Indice de Artigos

 

In anima nobile

Renato M.E. Sabbatini


Você seria voluntário para um estudo científico em que uma seringa cheia de vírus da AIDS seria injetada em seu corpo ?

Pode parecer incrível, mas existem muitos voluntários para esse tipo de experimento, que é fundamental para verificar se novas vacinas funcionam para deter a infecção de AIDS. Vacinar pessoas que fazem parte de grupos de alto risco para AIDS não é suficiente, pois o grau de infecção não é controlado. Desde que as primeiras vacinas passaram a ser científicamente desenvolvidas, é necessário esse tipo de estudo em voluntários. No caso da AIDS, esse problema é agravado pelo fato de que não existem os chamados "modelos animais", ou seja, infecções causadas em animais que sejam tenham características idênticas às encontradas nos seres humanos. Aliás, mesmo quando eles existem, os testes humanos ainda são necessários, pois não se tem certeza de antemão se o que funcionou com um animal de laboratório vá funcionar numa campanha de vacinação em condições reais.

Os médicos chamam a esse experimento de "in anima nobile", ou seja, no "animal nobre" (supostamente nós, a espécie humana), enquanto que os experimentos em animais não-humanos são chamados de "in anima vile" (nos animais vís). Existem, é claro, leis muito estritas em todos os paises, que regulam esse processo (atualmente, por exemplo, proibe-se que condenados à prisão obtenham uma comutação da pena em troca de participarem como voluntários em testes de vacina. No passado eles já foram as principais cobaias "in anima nobile", mas a Suprema Corte argumentou que é uma troca muito desigual, que se aproxima da comercialização não monetária).

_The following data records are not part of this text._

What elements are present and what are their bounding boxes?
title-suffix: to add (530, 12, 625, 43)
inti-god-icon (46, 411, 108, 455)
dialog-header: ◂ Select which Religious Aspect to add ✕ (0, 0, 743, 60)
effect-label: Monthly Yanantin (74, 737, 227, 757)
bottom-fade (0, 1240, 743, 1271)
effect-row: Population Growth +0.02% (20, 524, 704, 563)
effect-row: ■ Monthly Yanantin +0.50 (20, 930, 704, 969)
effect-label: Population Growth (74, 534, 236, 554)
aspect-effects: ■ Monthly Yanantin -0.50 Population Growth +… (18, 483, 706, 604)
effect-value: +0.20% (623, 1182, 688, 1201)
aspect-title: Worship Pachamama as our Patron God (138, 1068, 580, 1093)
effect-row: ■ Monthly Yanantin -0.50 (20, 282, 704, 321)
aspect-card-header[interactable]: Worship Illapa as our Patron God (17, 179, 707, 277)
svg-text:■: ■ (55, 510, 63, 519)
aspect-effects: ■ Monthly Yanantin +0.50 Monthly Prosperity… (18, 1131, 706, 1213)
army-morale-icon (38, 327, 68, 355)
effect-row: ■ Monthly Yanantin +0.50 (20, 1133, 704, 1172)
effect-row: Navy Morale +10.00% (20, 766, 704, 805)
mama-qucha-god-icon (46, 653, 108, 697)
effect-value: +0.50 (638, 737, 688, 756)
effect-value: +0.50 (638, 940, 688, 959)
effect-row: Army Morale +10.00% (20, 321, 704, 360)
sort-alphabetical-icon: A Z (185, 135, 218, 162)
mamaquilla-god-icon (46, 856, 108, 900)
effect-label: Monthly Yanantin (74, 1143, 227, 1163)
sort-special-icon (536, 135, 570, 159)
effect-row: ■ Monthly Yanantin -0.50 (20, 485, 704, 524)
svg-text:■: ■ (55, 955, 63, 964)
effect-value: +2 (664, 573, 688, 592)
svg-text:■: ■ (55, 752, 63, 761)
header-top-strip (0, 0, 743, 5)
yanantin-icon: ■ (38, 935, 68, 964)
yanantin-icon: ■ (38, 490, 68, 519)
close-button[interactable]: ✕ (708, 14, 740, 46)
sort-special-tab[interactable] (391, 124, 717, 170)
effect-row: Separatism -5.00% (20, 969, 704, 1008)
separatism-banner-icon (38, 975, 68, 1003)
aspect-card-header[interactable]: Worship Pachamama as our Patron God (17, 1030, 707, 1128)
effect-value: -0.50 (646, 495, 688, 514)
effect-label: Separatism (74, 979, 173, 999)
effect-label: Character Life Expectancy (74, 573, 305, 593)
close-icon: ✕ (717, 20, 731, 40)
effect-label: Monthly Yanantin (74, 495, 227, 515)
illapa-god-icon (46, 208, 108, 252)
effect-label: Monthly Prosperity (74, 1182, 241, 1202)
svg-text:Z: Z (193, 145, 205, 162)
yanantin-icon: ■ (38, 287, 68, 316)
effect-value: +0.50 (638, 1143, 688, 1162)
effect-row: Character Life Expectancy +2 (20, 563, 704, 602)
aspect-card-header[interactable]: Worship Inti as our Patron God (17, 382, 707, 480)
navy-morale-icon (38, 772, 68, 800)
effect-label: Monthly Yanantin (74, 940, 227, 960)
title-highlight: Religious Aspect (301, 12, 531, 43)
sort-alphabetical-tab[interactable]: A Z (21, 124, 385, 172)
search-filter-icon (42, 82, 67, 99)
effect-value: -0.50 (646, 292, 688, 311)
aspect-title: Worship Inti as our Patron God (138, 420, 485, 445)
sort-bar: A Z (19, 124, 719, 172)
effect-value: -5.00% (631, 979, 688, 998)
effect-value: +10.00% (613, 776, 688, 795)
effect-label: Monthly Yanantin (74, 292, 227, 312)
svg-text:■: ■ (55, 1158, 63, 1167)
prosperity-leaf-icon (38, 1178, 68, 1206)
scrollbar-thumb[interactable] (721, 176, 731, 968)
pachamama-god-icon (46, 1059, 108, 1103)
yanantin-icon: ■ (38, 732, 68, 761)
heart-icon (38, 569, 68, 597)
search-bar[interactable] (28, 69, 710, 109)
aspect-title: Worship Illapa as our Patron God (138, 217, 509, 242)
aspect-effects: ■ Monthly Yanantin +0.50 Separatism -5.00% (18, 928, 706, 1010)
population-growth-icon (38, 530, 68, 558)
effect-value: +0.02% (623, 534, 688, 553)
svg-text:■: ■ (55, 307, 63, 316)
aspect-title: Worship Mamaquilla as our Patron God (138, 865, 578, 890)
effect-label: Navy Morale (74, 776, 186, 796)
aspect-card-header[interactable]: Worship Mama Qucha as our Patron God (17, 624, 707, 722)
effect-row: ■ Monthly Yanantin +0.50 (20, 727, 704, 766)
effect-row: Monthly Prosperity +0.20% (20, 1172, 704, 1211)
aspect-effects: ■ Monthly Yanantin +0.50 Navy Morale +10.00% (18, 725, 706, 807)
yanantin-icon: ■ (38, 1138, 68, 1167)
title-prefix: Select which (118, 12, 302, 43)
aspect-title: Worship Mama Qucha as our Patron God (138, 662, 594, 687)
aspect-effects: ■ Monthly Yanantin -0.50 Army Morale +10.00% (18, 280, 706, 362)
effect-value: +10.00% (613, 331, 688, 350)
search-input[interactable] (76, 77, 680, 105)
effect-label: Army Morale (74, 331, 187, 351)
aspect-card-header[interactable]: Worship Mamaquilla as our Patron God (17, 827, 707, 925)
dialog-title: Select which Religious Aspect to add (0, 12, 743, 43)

Com isso, é muito difícil fazer experimentos desse tipo. Alguns pesquisadores, médicos e técnicos de laboratório chegam a se apresentar como voluntários, tamanha a fé que têm nos métodos desenvolvidos. É o caso do grupo de teste de uma nova vacina desenvolvida a partir do vírus HIV vivo, pelo Dr. Ronald Desrosiers, um pesquisador da Universidade de Harvard, dos EUA. O vírus vivo é atenuado através de manipulações bioquímicas e físicas, e é injetado no organismo para provocar a resistência imunológica. Experimentos com vírus vivos são particularmente perigosos para a cobaia, especialmente as que usam vírus altamente mutantes como o HIV. Eles podem causar a doença que se estava tentando evitar. Isso aconteceu com uma das primeiras vacinas contra a poliomielite, desenvolvida pelo Dr. Jonas Salk na década dos 50s. Milhares de crianças caíram doentes com pólio, depois que uma batelada da vacina apresentou atenuação insuficiente, e algumas centenas morreram. O Dr. Salk ficou arrasado com isso, mas uma nova vacina foi logo desenvolvida a partir de pedaços de virus, pelo Dr. Albert Sabin, e revelou-se ser mais segura. Ela é usada até hoje.

A história da Medicina é repleta de heróis anônimos e não tão anônimos que realizam atos de bravura para testar novas vacinas e soros. No Brasil, o Dr. Vital Brasil, inventor dos soros antiofídicos, de fama mundial, deixou-se morder por cobras venenosas para poder testar a eficácia dos soros (e eles funcionaram). Na Faculdade de Medicina de Ribeirão Preto, onde estudei, um pesquisador do Departamento de Patologia, e um de seus assistentes técnicos, se infectaram de propósito com o protozoário da doença de Chagas, para testarem uma vacina que eles haviam desenvolvido (também funcionou).

No entanto, muitos experimentos falharam e existem histórias de pesquisadores que, auto-infectados, acabaram morrendo. E não adianta fazer seguro de vida, como muitas indústrias farmacêuticas exigem no caso de experimentos onde a mortalidade é reconhecidamente baixa. Nenhuma seguradora honraria uma apólice em que a pessoa se infectou de AIDS por vontade própria, mesmo que a vacina tenha se comprovado eficaz em estudos "in anima vile" !


 

Publicado em: Jornal Correio Popular, Campinas, 09/10/97.